TEXT AND TEXTILE: FOLLOWING THE THREAD
Albers’s presence on the vibrant American scene was a key factor in her emotional opening to new forms and new practices, and in the consolidation of a singular approach to weaving. By 1949, Albers’s reputation was definitively established by a large solo exhibition organized by the Museum of Modern Art in New York, followed by an extensive tour through museums of the United States. After the Alberses left Black Mountain College for the New Haven area in Connecticut, where they would live for the rest of their lives, Anni continued to combine artistic experimentation and occasional teaching work, while at the same time she produced some of the foundational writings of modern Fiber Art. This part of the exhibition presents a selection of her mature pictorial weavings, where new graphic motifs emerge to evoke ancient writing and suggest a purely rhythmical reading. These are hybrids of text and textile, of the canvas and the page, united on a support consisting entirely of warp and weft. Albers continued to develop this pattern until she stopped hand weaving in 1968.

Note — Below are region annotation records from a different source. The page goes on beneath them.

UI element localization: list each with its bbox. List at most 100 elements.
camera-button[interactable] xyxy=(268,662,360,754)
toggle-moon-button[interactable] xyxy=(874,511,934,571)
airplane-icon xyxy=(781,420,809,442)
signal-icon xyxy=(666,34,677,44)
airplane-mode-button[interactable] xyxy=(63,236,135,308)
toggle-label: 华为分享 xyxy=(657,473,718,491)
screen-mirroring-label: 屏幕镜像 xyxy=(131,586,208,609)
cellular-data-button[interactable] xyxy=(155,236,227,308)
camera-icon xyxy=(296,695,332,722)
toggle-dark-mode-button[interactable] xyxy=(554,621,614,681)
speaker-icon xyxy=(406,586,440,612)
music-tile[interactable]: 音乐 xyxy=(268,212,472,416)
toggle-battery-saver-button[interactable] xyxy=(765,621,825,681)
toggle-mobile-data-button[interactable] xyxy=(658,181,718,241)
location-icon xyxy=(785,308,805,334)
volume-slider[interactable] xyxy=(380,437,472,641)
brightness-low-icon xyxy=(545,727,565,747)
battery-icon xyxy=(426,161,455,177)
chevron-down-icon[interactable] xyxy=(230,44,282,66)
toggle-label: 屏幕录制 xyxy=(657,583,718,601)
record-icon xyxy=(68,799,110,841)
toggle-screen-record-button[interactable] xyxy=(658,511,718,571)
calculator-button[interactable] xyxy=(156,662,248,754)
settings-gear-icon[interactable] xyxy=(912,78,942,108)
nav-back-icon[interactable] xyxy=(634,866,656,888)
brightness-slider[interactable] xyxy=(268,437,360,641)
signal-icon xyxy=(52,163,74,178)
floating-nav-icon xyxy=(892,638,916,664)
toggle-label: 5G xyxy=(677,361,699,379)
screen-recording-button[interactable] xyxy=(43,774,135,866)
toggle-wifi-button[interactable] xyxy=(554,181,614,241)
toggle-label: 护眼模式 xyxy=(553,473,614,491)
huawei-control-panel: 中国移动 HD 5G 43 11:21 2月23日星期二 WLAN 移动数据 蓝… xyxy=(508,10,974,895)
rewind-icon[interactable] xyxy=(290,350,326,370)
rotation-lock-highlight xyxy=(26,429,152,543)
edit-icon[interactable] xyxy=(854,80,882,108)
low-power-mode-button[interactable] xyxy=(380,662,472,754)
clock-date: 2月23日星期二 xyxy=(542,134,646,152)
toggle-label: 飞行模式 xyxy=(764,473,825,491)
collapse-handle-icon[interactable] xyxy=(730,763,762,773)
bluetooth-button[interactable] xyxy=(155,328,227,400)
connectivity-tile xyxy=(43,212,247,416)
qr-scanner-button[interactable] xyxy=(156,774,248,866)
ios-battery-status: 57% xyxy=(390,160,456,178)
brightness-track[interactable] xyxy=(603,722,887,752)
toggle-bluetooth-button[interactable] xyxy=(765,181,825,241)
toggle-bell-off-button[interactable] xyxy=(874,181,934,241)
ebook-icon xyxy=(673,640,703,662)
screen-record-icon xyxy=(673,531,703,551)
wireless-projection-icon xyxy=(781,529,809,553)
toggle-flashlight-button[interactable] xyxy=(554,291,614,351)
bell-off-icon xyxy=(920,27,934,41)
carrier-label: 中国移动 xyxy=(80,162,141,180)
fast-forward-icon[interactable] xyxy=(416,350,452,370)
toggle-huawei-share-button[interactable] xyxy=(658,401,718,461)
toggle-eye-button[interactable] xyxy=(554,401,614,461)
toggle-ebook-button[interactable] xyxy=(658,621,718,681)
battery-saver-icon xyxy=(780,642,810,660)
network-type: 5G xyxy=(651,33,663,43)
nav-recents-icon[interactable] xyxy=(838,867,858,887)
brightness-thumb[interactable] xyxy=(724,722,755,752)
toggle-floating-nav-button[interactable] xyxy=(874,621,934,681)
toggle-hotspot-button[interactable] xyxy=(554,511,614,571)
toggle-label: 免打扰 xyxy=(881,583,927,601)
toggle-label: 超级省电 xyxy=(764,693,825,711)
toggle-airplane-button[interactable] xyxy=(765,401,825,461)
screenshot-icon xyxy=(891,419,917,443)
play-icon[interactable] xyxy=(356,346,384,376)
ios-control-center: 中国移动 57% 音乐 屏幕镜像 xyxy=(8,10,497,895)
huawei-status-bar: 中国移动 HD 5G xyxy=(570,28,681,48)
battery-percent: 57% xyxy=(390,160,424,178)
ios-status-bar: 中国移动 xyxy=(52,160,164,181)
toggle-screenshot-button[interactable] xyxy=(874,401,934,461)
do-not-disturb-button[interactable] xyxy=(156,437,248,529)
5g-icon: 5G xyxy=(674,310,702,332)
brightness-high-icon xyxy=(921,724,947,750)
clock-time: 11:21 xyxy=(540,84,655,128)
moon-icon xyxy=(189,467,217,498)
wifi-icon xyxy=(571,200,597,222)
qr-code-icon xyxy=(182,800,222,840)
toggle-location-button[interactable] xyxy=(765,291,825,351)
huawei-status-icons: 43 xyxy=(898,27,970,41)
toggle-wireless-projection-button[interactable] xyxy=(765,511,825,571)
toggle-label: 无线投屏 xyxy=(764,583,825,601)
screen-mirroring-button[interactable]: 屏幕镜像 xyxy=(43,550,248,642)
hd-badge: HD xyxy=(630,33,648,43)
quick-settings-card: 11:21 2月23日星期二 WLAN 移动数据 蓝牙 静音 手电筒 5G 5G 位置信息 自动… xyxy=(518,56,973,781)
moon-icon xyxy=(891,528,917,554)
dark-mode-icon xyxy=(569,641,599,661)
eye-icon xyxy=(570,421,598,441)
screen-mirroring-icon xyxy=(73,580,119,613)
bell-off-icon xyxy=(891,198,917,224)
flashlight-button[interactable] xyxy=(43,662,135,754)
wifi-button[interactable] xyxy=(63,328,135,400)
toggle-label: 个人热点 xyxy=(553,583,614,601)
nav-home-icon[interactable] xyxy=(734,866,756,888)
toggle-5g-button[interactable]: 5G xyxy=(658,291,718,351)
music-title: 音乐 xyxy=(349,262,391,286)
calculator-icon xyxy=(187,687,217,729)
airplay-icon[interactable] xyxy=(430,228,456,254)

At the same time, the artist started to rethink the role of preparatory drawings and gouaches for her fabrics, and her experiments with graphic techniques led her to produce, in 1964, her first important series of prints in the form of a portfolio titled Line Involvements. In printing work and its associated techniques, Albers found a new space for visual investigation that would eventually replace her textile work completely. On display together with this early graphic series is a selection of sketches, diagrams and photographs associated with the artist’s theoretical development, whose main expression was the book On Weaving, published in 1965.